The end of his playing career marked the beginning of many new careers for Labre with the Capitals. He served as an assistant coach, a broadcaster, a scout and as director of community relations. In 1995, he became director of special programs for both the Capitals and the NBA's Washington Wizards (nee Bullets). Throughout his post-playing career, he also served as a youth and adult hockey coach and was the area's unofficial ambassador for hockey. He has spread the gospel of hockey far and wide throughout the area over the last 25 years. Now, his days with the organization are nearing an end, and he can look back with pride on a multitude of accomplishments in so many aspects of the game. And the guy that brought him here in the first place is also proud of Labre.
Hockey Hall of Famer Milt Schmidt was the general manager who conducted that expansion draft in June of 1974. Schmidt, who won two Stanley Cups as a player and two as a general manager with the Boston Bruins, had a short tenure as the Capitals GM. But he brought Labre to the nation's capital, and he's glad he did.
"All I can say is that Yvon Labre is a wonderful guy," says the 81-year-old Schmidt, now living in retirement outside Boston. "When I had Yvon, there wasn’t any doubt that he was giving me 125% percent regardless of what was happening; good, bad or otherwise. He’s always been in the back of my mind, and the fact that he’s still there with the Caps is great. They couldn’t have picked a better guy for the good of the game and the good of the franchise."

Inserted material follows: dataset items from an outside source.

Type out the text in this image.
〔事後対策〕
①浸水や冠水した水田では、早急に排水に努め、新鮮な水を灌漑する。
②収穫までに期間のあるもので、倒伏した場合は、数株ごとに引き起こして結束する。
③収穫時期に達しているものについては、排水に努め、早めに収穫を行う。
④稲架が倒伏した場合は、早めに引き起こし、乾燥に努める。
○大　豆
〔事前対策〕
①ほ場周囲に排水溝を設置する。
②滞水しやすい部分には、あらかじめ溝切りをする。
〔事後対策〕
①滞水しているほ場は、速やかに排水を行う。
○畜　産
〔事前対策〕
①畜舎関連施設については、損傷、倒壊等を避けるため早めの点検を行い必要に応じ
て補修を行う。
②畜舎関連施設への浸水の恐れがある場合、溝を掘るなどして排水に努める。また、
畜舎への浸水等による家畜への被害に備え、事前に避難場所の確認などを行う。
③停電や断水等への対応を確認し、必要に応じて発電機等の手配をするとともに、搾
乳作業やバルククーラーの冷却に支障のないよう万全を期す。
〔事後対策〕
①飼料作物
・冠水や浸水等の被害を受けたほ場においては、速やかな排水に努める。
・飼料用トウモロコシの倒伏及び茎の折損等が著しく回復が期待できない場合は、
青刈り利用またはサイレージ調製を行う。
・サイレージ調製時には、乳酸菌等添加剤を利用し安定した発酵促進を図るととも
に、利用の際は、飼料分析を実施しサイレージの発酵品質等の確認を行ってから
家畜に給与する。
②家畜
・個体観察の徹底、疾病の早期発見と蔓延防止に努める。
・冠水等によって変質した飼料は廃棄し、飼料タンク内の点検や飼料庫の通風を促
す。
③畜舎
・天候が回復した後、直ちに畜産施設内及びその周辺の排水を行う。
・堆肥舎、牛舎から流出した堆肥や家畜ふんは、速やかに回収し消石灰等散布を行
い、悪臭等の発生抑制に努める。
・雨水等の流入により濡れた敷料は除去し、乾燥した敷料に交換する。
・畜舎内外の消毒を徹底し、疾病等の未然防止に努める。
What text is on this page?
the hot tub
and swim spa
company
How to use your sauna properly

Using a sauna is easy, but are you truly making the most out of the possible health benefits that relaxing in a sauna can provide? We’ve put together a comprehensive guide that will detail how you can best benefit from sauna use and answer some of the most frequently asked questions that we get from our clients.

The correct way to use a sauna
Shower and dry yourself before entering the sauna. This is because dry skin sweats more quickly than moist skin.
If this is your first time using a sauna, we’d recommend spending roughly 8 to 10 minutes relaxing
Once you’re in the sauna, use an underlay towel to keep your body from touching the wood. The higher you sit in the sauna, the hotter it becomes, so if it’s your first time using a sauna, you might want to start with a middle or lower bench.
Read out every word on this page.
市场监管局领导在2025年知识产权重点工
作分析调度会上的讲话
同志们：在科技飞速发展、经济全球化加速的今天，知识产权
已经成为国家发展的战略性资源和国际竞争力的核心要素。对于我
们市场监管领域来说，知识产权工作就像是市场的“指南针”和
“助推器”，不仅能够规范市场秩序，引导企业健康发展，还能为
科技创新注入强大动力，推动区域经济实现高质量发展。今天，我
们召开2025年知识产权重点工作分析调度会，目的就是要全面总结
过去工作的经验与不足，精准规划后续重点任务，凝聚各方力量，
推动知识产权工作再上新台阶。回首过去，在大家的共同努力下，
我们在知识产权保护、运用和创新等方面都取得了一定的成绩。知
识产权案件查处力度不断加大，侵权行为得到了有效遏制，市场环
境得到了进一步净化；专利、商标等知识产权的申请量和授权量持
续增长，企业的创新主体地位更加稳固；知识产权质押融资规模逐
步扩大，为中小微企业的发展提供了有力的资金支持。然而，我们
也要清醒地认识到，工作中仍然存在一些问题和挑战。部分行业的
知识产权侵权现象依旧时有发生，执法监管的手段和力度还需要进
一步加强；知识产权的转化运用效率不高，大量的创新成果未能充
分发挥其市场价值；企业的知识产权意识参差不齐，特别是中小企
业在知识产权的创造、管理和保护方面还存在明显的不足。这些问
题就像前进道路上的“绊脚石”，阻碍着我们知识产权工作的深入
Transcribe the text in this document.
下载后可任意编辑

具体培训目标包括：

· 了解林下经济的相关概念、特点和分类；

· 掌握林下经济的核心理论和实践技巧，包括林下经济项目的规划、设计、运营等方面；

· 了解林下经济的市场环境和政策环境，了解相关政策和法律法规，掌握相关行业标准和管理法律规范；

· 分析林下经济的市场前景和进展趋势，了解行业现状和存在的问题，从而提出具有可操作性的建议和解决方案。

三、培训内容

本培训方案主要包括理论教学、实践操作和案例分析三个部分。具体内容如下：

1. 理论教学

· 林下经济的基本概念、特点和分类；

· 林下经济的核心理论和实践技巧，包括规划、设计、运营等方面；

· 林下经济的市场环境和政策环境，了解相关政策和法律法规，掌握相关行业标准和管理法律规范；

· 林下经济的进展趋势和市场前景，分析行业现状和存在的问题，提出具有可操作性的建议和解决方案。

Over the years, the Caps have had some great and not-so-great teams. But one constant has been woven into the fabric of the organization -- the Capitals have developed and maintained a reputation as a hard-working team that opponents dread facing. That holds true to this day, and Labre is the fiber of that fabric that stretches back to the very beginning of that proud tradition.
Labre is not sure what his future holds; he is mulling over a few possibilities for future employment. "It's time," he says, simply, of severing his ties with the organization. Labre still plans on continuing to play an active role in the team's alumni organization and will also continue in his role as the area's unofficial amateur hockey ambassador.He will also begin yet another career with the Capitals, this time as a fan. He'll still be in attendance at many Capitals home games. If you're lucky enough to be seated next to him, lend an ear and listen to the wealth of stories he can tell. And look up to the rafters and pay homage to the number seven sweater that hangs there. That's where it all began. Yvon Labre will be missed, but that sweater ensures that Yvon Labre will be remembered.